The dead include Eliahna Garcia, an outgoing 10-year-old who loved to sing, dance and play basketball; a fellow fourth-grader, Xavier Javier Lopez, who had been eagerly awaiting a summer of swimming; and a teacher, Eva Mireles, whose husband is an officer with the school district's police department.

The tragedy was the latest in a seemingly unending wave of mass shootings across the US in recent years. Just 10 days earlier, 10 black people were shot to death in a racist attack at a supermarket in Buffalo, New York.

The attack was the deadliest school shooting in the US since a gunman killed 20 children and six adults at Sandy Hook Elementary in Newtown, Connecticut, in December 2012.

Amid calls for tighter restrictions on firearms, the Republican governor repeatedly talked about mental health struggles among Texas young people and argued that tougher gun laws in Chicago, New York and California are ineffective.

Democrat Beto O'Rourke, who is running against Mr Abbott for governor, interrupted Wednesday's news conference, calling the tragedy "predictable".

Pointing his finger at Mr Abbott, he said: "This is on you until you choose to do something different. This will continue to happen."

Mr O'Rourke was escorted out as some in the room yelled at him.

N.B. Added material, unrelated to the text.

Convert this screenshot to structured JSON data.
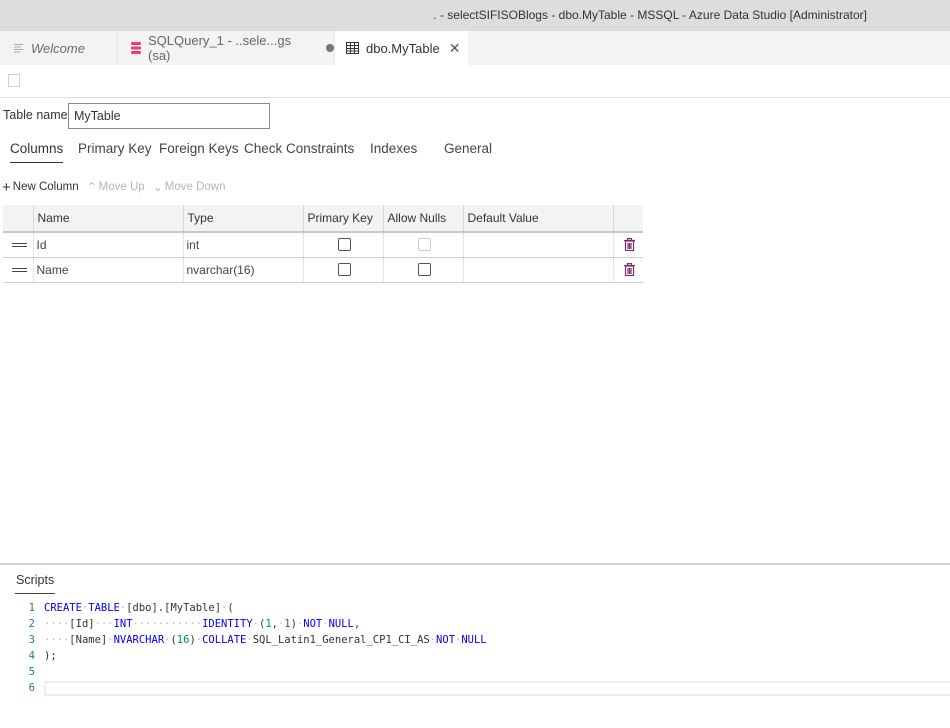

Texas has some of the most gun-friendly laws in the nation and has been the site of some of the deadliest shootings in the US over the past five years.

"I just don't know how people can sell that type of a gun to a kid 18 years old," Siria Arizmendi, the aunt of victim Eliahna Garcia, said angrily through tears. "What is he going to use it for but for that purpose?"

President Joe Biden said on Wednesday that "the Second Amendment is not absolute" as he called for new limitations on guns in the wake of the massacre.

But the prospects for reform of the nation's gun regulations appeared dim. Repeated attempts over the years to expand background checks and enact other curbs have run into Republican opposition in Congress.